The tone of his voice seemed to jar her. She said, “But I thought . . .”
“I need you to listen to me for five minutes. If you think I’m lobbying you after that, I’ll hang up and wait for you to lose the trial. Is that the way you want to go here?”
“No,” she said, with a slight hesitation. “Okay, I’ve got five minutes.”
He filled her in on his conversation with Bob Lee and what Marybeth had found online about Rope the Wind, which had led him to Orin Smith.
“He’s in federal custody,” Joe said. “I interviewed him at the Federal Building in Cheyenne.”
“Under whose authority?” she bristled.
“Under mine,” he said. “But for the record, both the governor and the federal agent in charge knew I was there and what I was doing. In fact, the FBI listened in to the interview.”
/> He could tell by her silence that she had no foreknowledge of Orin Smith or his connection to Rope the Wind, and therefore Smith’s previous efforts to get a wind energy company started in Twelve Sleep County among the landowners. He wasn’t surprised, since the sheriff’s investigation had taken them no further than Missy. He hoped she wouldn’t get defensive and territorial and shut him down before he heard him out.
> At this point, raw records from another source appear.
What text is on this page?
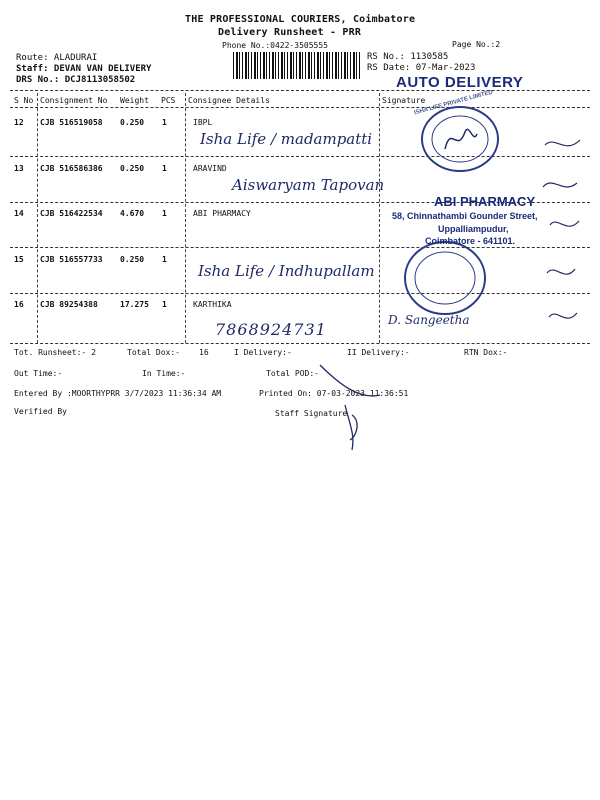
THE PROFESSIONAL COURIERS, Coimbatore
Delivery Runsheet - PRR
Phone No.:0422-3505555	Page No.:2
Route: ALADURAI
Staff: DEVAN VAN DELIVERY
DRS No.: DCJ8113058502
RS No.: 1130585
RS Date: 07-Mar-2023
AUTO DELIVERY
S No Consignment No Weight PCS Consignee Details	Signature
12 CJB 516519058 0.250 1	IBPL
Isha Life / madampatti
13 CJB 516586386 0.250 1	ARAVIND
Aiswaryam Tapovan
14 CJB 516422534 4.670 1	ABI PHARMACY
15 CJB 516557733 0.250 1
Isha Life / Indhupallam
16 CJB 89254388	17.275 1	KARTHIKA
7868924731
ISHA LIFE PRIVATE LIMITED
ABI PHARMACY
58, Chinnathambi Gounder Street,
Uppalliampudur,
Coimbatore - 641101.
D. Sangeetha
Tot. Runsheet:- 2	Total Dox:- 16	I Delivery:-	II Delivery:-	RTN Dox:-
Out Time:-	In Time:-	Total POD:-
Entered By :MOORTHYPRR 3/7/2023 11:36:34 AM	Printed On: 07-03-2023 11:36:51
Verified By	Staff Signature
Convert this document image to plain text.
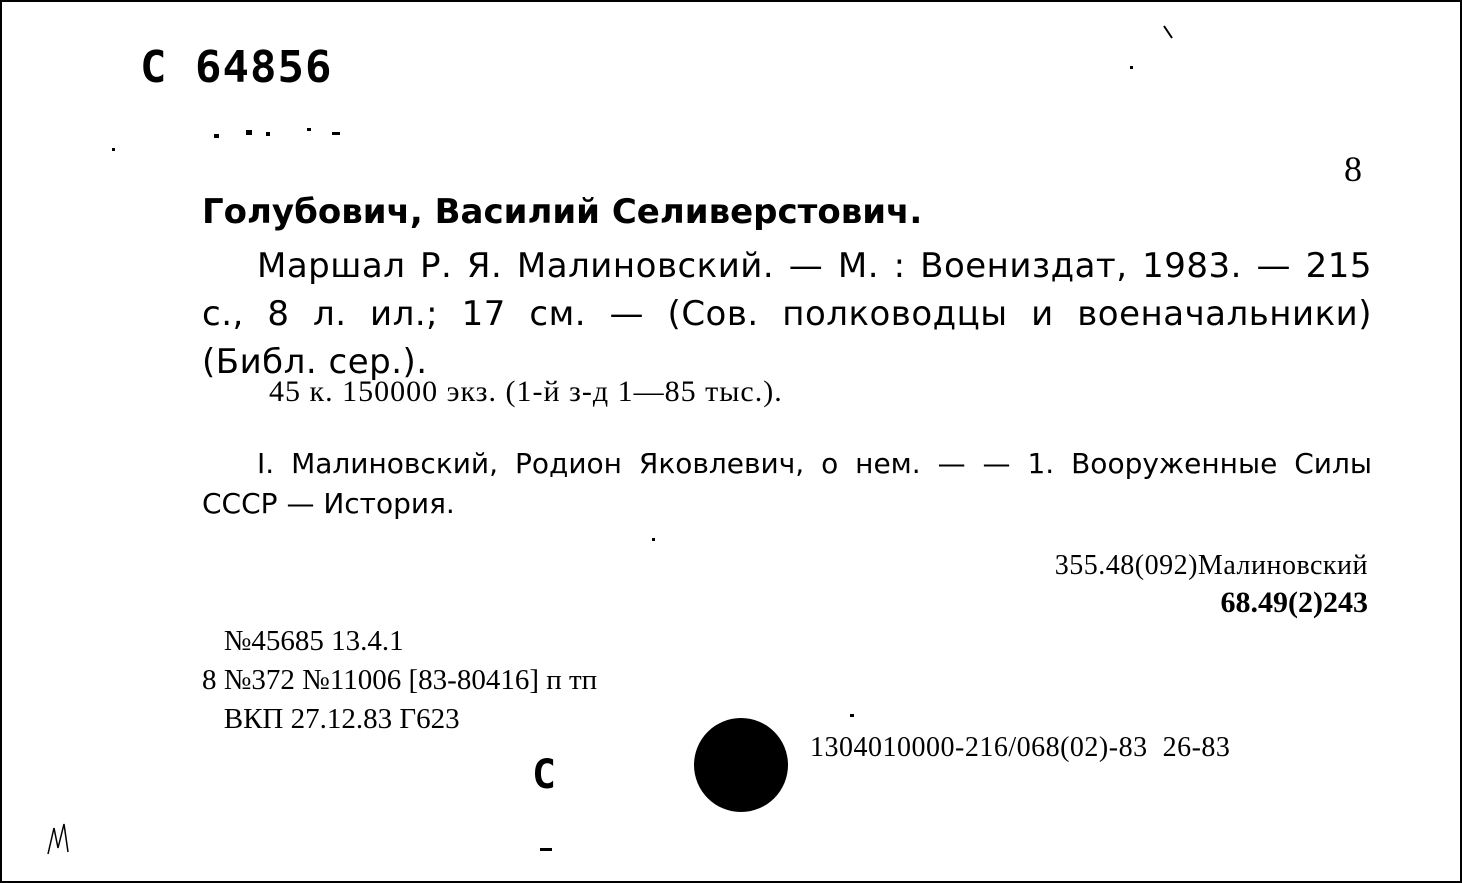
С 64856
8
Голубович, Василий Селиверстович.
Маршал Р. Я. Малиновский. — М. : Воениздат, 1983. — 215 с., 8 л. ил.; 17 см. — (Сов. полководцы и военачальники) (Библ. сер.).
45 к. 150000 экз. (1-й з-д 1—85 тыс.).
I. Малиновский, Родион Яковлевич, о нем. — — 1. Вооруженные Силы СССР — История.
355.48(092)Малиновский
68.49(2)243
№45685 13.4.1
8 №372 №11006 [83-80416] п тп
ВКП 27.12.83 Г623
С
1304010000-216/068(02)-83  26-83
Joe knew Schalk didn’t like surprises, and he’d seen how she bristled when others offered speculation with nothing to back them up. And like every county attorney Joe had ever worked with, she hated it when investigators struck out on their own.
She said, “This man, Orin Smith, he’s in federal custody? And I assume this testimony might help him out at sentencing? Why should I think he’s a credible witness?”
“Good point,” Joe said. “You have no reason to believe anything he says right now. He’s up for eleven counts of fraud, after all. I’m not sure I believe everything he told me. But please jot down what I relate to you and check him out on your own and make your own decision. And keep in mind Sheriff McLanahan wants a big simple win over a rich woman nobody likes. He’s never wanted to look any further than her, and he’s never focused on anybody else. Dulcie, neither have you.”
“Continue,” she said. Her tone was ice cold.
Joe said, “The other night, I heard Earl Alden described as a skimmer. I wasn’t exactly sure what that meant at the time or why it would matter. But now I have a better idea.
“Alden was connected politically and professionally,” Joe said. “And that seems to be the way it works these days. Success has nothing to do with ideas or inventions or hard work. It’s about who you know and which politician may pick you to succeed. The Earl was a skimmer with no personal ideology. He gave big money to folks in both parties and made sure they knew it. That way he was always covered no matter who won. For The Earl it was like investing in research and development: He was never sure who would pay off. If there was an opportunity, he was right there with his hand out. And when it came to this big push for wind energy development, The Earl was right there ready to rock with the new administration in Washington and all their green initiatives.”